我々リハビリテーションを提供する我々理学療法士にとっても対応する可能性はある事例であるため紹介したいと思う。

 

 肥満体形であった女性患者。整形外科診療所で右アキレス腱断裂と診断され、ギプス固定による保存的治療。同月、医師は患者の右膝上まであったギプスを切割除去し、膝から足指まで再度ギプス固定。

 

 ギプス交換後、患者は冷や汗、脈微弱、頻呼吸の症状を呈し、血圧が70~80mmHgまで低下。その後患者は過換気となり、医師は過呼吸症候群を疑う。ペーパーバッグ法としてビニール袋をかぶせ、2~3分様子を見たが患者の症状は改善せず。

 

 同日、患者の症状は一旦改善したものの胸部の重苦しさが出現し、その後強い腹部痛も訴える。医師が診察、帝王切開による手術痕を確認。

 

その後血圧が70mmHg程度となり、腹痛は悪化。医師は急性腹症を疑い、救急病院への搬送を手配。救急車が到着したが、患者は意識を失い心停止となった。

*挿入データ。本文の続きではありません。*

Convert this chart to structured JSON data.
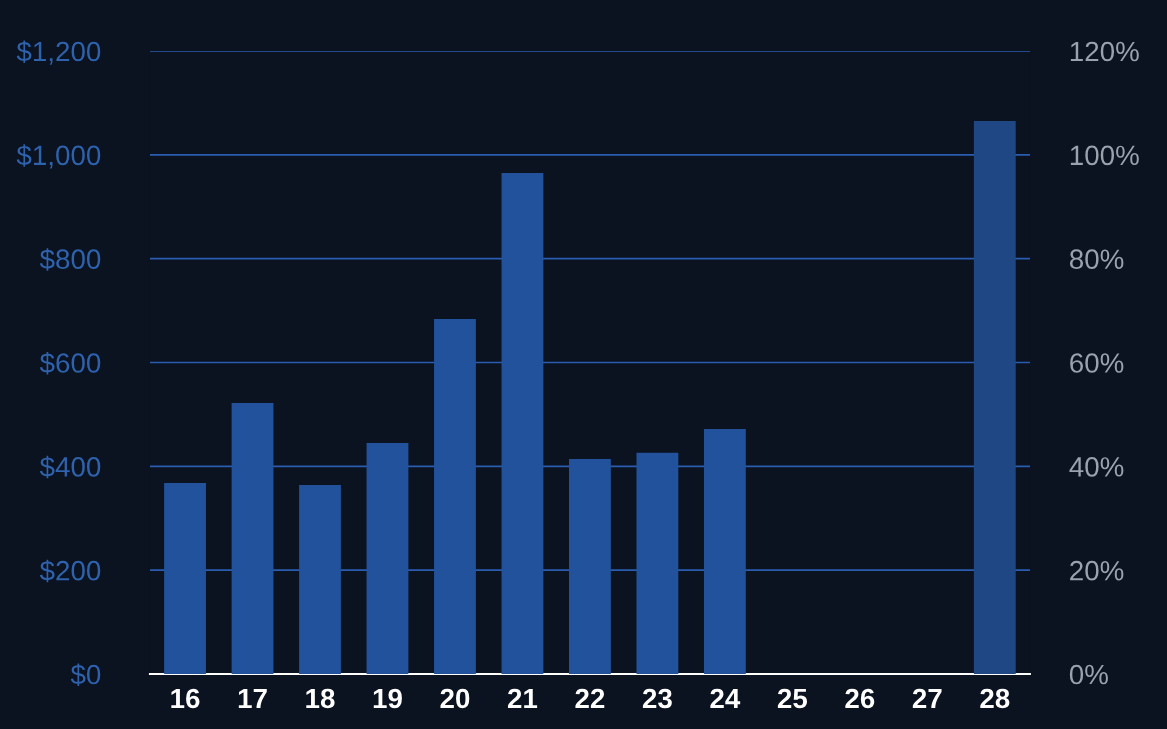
{
  "chart_data": {
    "type": "bar",
    "categories": [
      "16",
      "17",
      "18",
      "19",
      "20",
      "21",
      "22",
      "23",
      "24",
      "25",
      "26",
      "27",
      "28"
    ],
    "values": [
      368,
      522,
      364,
      445,
      684,
      965,
      414,
      426,
      472,
      null,
      null,
      null,
      1065
    ],
    "colors": [
      "#22529b",
      "#22529b",
      "#22529b",
      "#22529b",
      "#22529b",
      "#22529b",
      "#22529b",
      "#22529b",
      "#22529b",
      "#22529b",
      "#22529b",
      "#22529b",
      "#1e4784"
    ],
    "ylim": [
      0,
      1200
    ],
    "yticks": [
      {
        "value": 0,
        "label": "$0"
      },
      {
        "value": 200,
        "label": "$200"
      },
      {
        "value": 400,
        "label": "$400"
      },
      {
        "value": 600,
        "label": "$600"
      },
      {
        "value": 800,
        "label": "$800"
      },
      {
        "value": 1000,
        "label": "$1,000"
      },
      {
        "value": 1200,
        "label": "$1,200"
      }
    ],
    "y2lim": [
      0,
      120
    ],
    "y2ticks": [
      {
        "value": 0,
        "label": "0%"
      },
      {
        "value": 20,
        "label": "20%"
      },
      {
        "value": 40,
        "label": "40%"
      },
      {
        "value": 60,
        "label": "60%"
      },
      {
        "value": 80,
        "label": "80%"
      },
      {
        "value": 100,
        "label": "100%"
      },
      {
        "value": 120,
        "label": "120%"
      }
    ],
    "grid": "y"
  }
}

詳細を読む(参照):http://medical.nikkeibp.co.jp/leaf/mem/pub/series/dispute/201709/551460.html

 

そもそも急性肺血栓塞栓症とはどのような病態であるかご存知だろうか。下肢や骨盤などの深部静脈に生じた血栓が肺動脈を閉塞し、急性の肺循環障害を生じさせる病態で、「特異的な早期症状がなく突然発症し、死に至る」経過をたどる確率が高いと言われている。一般的に飛行機など一定の姿勢で長時間座っていることで生じる「エコノミークラス症候群」がまさにそれである。

 

現在、深部静脈血栓症の診断、治療、予防に関するガイドライン(2009年改訂版)では、整形外科領域の手術で言えば人工股関節・人工膝関節置換術など一般的な手術においてもリスクレベルとしては2番目に高い「高リスク」群としている。

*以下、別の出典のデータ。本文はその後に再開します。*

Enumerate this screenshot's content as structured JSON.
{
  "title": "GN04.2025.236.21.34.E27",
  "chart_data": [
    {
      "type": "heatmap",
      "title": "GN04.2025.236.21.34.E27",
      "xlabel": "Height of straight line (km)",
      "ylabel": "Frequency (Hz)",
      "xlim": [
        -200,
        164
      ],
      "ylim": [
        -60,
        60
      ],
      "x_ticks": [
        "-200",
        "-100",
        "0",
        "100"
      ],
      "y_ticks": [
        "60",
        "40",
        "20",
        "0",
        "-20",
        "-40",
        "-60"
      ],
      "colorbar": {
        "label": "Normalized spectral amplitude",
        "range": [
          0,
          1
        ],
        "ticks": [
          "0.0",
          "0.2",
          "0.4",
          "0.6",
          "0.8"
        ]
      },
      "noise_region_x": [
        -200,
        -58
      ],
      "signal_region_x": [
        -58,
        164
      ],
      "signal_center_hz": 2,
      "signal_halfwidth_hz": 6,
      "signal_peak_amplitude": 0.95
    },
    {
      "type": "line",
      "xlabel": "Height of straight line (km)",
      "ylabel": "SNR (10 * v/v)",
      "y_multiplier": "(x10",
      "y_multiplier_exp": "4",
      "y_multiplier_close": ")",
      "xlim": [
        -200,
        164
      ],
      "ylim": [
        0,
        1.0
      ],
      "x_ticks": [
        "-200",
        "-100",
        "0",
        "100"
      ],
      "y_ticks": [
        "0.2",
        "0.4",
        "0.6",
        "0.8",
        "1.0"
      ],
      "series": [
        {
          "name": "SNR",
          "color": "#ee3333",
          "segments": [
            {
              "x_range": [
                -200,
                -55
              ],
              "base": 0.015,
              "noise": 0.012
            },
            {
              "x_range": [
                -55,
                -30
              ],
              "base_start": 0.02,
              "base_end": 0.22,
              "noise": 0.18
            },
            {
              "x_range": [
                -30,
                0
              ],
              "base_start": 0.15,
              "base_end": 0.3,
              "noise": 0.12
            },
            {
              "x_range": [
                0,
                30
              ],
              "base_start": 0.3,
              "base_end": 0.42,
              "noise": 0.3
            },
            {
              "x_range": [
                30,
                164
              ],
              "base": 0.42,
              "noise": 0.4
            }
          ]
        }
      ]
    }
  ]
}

そうした場合、手術をしている入院患者のほとんどが高リスク群であるということを我々は自覚しなければならない。

またこの病態の恐ろしいところは、初期症状が胸痛や頻呼吸など一般的なものであることや、発症から死亡までの進行が急速であるために予防や早期診断が困難で、結果的に予期せぬ死亡につながっていると言われている。

 

では、今回の事例はどうだったのだろう。

 

まず初めの症状としては「冷や汗、脈微弱、頻呼吸の症状を呈し、血圧が70~80mmHgまで低下した。」とありその30分後に胸痛や腹痛も出現している。

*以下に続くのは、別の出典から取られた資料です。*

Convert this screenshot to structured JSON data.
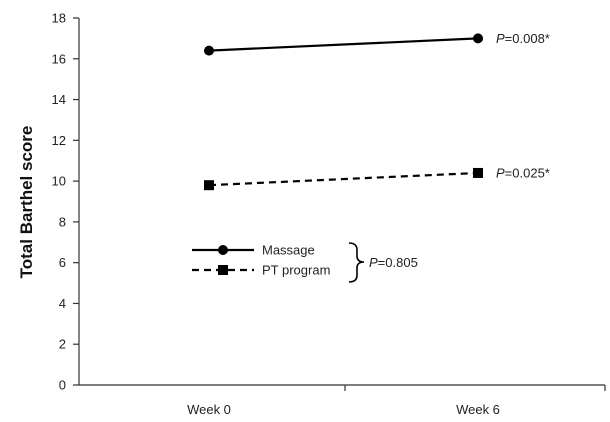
{
  "chart_data": {
    "type": "line",
    "categories": [
      "Week 0",
      "Week 6"
    ],
    "ylabel": "Total Barthel score",
    "xlabel": "",
    "ylim": [
      0,
      18
    ],
    "yticks": [
      "0",
      "2",
      "4",
      "6",
      "8",
      "10",
      "12",
      "14",
      "16",
      "18"
    ],
    "grid": false,
    "legend_position": "center-left",
    "series": [
      {
        "name": "Massage",
        "values": [
          16.4,
          17.0
        ],
        "line_style": "solid",
        "marker": "circle",
        "color": "#000000",
        "annotation": {
          "italic": "P",
          "text": "=0.008*"
        }
      },
      {
        "name": "PT program",
        "values": [
          9.8,
          10.4
        ],
        "line_style": "dashed",
        "marker": "square",
        "color": "#000000",
        "annotation": {
          "italic": "P",
          "text": "=0.025*"
        }
      }
    ],
    "group_annotation": {
      "italic": "P",
      "text": "=0.805"
    }
  }
}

少なくとも、徐脈になり頻呼吸になり血圧の低下と体循環に何らかの異常をきたし、呼吸性の代償も出ていることを考えれば、この時同時にパルスオキシメーター等で血中酸素飽和度を測ることをお勧めする。

 

今回の早期診断が難しかった原因としては、出現している症状が一般的なもので肺塞栓症に限ったものではないこと、また腹痛など肺塞栓症では起こりづらい症状も併発していたことではないだろうか。

 

我々理学療法士に診断の権限はないが患者の症状を捉えることはできる。肺塞栓症は急激に発症するが、前駆症状が全くないわけではない。臨床上確認できるだけでも下腿の浮腫み(左右差)、易疲労性、チアノーゼ等しっかり観察していればわかることは意外と多いのである。

 

今回のような事例は、我々がリハビリテーションを提供している時にも起こりうる。そのような場面に出くわした時適切な対処ができるかどうかは、肺塞栓症に対する正しい知識を持ち普段から患者のことをよく観察していることが必要だと思う。